Borrows do not "go out of scope"; they persist until they are no longer used.
I'm not sure why exactly your code won't compile but I noticed some weird things about it that might mean it's not doing what you expect. Here's a lightly edited version of activate
that has the same problem:
pub fn activate(&mut self, input: &ContextType) {
// I'm just going to put this in a variable so I can more easily talk about the following line
let key = (
&self.dat,
match self.stack.len() {
0 => None,
_ => Some(&self.stack[self.stack.len() - 1]),
},
input,
);
let (stack_action, val_action) = (&self.table.get(&key)).unwrap();
match stack_action {
StackAction::Pop => {
self.stack.pop();
}
StackAction::Push(x) => self.stack.push(x.clone()),
_ => {}
};
self.dat = val_action.clone();
}
The weirdness is concentrated in this line:
let (stack_action, val_action) = (&self.table.get(&key)).unwrap();
First, HashMap::get
returns an Option<&V>
. Then you take a &
reference to it, so you have &Option<&V>
-- this in itself is weird because there's not really a good reason for it.

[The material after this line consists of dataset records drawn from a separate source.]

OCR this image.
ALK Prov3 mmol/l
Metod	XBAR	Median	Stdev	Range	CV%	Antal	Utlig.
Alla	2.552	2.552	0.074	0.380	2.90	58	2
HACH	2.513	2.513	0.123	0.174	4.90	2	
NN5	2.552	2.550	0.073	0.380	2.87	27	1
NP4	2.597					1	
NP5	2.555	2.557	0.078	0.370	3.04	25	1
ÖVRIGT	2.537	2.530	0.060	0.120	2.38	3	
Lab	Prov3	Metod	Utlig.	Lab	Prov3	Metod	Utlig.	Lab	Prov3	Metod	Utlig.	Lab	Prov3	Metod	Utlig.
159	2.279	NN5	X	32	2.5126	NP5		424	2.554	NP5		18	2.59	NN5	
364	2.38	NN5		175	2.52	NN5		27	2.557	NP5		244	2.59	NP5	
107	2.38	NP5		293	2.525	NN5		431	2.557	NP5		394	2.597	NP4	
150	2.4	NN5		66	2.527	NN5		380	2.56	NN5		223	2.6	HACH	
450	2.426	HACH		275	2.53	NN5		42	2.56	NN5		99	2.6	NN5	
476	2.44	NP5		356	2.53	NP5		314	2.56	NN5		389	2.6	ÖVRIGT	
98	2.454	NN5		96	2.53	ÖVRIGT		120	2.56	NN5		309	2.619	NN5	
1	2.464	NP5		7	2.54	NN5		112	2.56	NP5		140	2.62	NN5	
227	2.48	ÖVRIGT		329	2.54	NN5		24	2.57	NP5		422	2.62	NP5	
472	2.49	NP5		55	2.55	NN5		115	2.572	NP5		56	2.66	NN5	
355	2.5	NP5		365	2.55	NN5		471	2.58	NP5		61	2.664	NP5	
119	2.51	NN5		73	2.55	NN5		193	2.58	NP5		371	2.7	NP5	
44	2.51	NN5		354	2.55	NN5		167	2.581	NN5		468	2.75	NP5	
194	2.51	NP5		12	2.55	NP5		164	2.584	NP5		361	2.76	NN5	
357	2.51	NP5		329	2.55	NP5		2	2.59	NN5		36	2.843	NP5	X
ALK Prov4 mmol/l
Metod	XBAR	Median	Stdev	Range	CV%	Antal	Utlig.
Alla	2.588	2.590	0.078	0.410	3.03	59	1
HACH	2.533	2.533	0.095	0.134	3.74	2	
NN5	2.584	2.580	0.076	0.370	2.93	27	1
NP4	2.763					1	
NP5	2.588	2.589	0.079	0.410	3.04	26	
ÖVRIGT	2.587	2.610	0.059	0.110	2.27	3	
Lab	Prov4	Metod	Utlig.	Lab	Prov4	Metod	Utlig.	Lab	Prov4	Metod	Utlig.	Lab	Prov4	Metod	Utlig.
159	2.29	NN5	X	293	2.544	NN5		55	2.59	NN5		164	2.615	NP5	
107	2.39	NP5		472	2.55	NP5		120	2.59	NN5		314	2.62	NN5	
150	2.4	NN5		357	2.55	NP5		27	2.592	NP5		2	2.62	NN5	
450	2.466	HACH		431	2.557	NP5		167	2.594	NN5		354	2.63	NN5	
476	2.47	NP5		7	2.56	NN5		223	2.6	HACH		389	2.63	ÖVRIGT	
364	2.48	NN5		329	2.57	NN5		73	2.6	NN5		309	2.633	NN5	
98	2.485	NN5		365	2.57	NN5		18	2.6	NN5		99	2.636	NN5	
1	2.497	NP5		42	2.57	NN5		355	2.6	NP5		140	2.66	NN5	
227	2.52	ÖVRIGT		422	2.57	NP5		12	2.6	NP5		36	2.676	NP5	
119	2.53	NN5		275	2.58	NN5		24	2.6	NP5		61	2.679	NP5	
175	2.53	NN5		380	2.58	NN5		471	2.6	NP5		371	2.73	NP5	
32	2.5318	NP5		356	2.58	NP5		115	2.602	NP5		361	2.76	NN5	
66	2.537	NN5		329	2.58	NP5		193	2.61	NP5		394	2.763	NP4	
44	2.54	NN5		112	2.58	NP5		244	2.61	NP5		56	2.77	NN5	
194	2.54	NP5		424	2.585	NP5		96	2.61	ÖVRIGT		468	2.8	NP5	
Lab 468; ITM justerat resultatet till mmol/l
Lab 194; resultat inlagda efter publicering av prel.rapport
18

The next thing you do is call .unwrap()
, which dereferences the &
to make a copy of the Option
which it then unwraps to &V
. This is a little more weird because you generally can't call .unwrap()
on a &Option<_>
. The only reason it works is because Option<&V>
is Copy
, but that doesn't seem relevant to what you're doing -- you could have just written self.table.get(&key).unwrap()
. Maybe you were trying to express something that got a little lost in translation.
Then, &V
is actually &(StackAction<T>, Option<T>)
. You assign this to (stack_action, val_action)
. This compiles because of "pattern ergonomics" which is non-obvious but what it does is make stack_action
a &StackAction<T>
and val_action
an &Option<T>
, i.e. they reference the values that are still owned by self.table
, instead of being moved out. Is this what you meant to do or did you expect stack_action
and val_action
to be owned values?